Thirty-six of the worst-affected victims have benefited from the first batch of operations conducted at Igbinedion University Teaching Hospital in Okada, a town three hours drive from Lagos.

“The objective was to have these people function as properly as possible. And, we looked at the area that has the most problems,” says Modupe Ozolua, who heads the BEARS Foundation.

“Are they having problems with sight, are they having problems with speech, are they having problems with moving their hands, their necks, their legs?…They should be able to move their arms, they should be able to talk: those were the most important things to us,” she adds.

The patients bear witness to the success of this approach. “I am happy, in fact I am just too happy,” says Osikhene, who was unable to move his neck properly before the surgery. For Ogbogbo, a three-hour operation on his legs has rekindled hopes that he will walk again and return to school after an absence of almost four years.

“I have the joy now that with this surgery, something will be done, and he can walk. Right now, at least the leg is stretched and he can stand up,” says Adarighefua.

The collaboration has cost about a million dollars, most of which was provided by the Edo state government.
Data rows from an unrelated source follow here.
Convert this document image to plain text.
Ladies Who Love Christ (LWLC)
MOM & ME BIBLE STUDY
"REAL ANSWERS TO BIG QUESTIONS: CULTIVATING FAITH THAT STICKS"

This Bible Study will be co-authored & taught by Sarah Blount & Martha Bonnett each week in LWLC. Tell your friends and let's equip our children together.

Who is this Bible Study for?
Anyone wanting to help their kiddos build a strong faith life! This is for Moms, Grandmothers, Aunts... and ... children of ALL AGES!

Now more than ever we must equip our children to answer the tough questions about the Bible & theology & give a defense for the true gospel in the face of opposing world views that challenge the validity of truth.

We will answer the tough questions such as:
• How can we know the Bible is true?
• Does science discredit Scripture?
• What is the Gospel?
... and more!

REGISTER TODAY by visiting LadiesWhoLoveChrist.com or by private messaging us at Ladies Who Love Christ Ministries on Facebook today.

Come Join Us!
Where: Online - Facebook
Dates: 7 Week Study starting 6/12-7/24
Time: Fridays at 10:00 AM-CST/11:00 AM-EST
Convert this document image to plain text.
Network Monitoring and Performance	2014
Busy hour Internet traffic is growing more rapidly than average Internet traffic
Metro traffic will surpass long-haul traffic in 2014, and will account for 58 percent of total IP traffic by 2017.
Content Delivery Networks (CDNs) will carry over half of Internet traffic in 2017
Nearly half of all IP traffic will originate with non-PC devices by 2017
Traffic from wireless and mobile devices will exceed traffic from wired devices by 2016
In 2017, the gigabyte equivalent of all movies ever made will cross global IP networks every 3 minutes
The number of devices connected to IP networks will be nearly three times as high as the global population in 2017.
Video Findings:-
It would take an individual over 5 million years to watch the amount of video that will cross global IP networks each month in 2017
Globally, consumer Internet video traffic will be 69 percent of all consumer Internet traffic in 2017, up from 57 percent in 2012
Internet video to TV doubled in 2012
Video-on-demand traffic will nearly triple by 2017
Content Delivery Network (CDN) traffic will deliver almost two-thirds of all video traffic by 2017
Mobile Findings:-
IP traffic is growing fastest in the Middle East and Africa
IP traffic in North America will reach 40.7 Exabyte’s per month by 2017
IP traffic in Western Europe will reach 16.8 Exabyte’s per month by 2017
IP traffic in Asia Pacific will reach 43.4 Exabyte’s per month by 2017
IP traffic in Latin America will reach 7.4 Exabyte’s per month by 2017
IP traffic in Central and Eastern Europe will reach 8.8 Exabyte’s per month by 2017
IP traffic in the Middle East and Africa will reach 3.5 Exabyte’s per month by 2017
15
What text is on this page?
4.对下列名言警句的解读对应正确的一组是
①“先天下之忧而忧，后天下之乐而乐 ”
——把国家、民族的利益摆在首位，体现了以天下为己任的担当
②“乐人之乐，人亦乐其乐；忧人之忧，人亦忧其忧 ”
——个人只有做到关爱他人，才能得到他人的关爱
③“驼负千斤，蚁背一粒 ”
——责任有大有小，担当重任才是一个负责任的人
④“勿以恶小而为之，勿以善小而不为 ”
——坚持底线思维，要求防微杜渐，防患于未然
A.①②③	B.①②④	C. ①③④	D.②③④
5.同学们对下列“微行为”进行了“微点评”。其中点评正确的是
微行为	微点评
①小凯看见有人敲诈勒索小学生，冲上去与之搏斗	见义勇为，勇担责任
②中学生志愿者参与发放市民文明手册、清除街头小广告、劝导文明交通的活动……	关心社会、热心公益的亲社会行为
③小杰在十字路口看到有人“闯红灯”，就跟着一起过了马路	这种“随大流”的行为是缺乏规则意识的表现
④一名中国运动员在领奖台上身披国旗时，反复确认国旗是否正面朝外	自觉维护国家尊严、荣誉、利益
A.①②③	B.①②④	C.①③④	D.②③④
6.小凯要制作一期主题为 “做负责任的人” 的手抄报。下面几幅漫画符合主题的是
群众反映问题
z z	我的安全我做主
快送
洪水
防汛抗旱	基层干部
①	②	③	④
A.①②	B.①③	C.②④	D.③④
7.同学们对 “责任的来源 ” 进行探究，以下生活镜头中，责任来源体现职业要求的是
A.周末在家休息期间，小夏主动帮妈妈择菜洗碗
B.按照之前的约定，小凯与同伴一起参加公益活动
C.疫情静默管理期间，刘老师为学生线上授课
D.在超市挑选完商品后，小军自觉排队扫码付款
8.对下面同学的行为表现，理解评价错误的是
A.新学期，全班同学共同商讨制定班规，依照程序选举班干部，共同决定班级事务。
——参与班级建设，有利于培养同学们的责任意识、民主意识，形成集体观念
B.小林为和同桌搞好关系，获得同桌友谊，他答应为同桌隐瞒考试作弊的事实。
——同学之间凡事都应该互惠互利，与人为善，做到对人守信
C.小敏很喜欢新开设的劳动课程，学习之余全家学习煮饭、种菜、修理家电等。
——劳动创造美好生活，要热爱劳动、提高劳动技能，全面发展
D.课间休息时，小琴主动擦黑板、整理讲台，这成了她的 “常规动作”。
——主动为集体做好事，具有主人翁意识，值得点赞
Igbinedion said the cost would have been much higher had the Americans not waived some of their fees.

Now, state officials plan to fund more operations by foreign medical experts – and to equip local health workers with the skills to continue with reconstructive surgery.

Igbinedion says foreign medical teams will train Nigerian medics in the necessary surgical techniques during future visits: “The foreign medical teams are not coming to do surgeries alone, They are also coming to teach our people how to do it and they will also leave some equipment behind."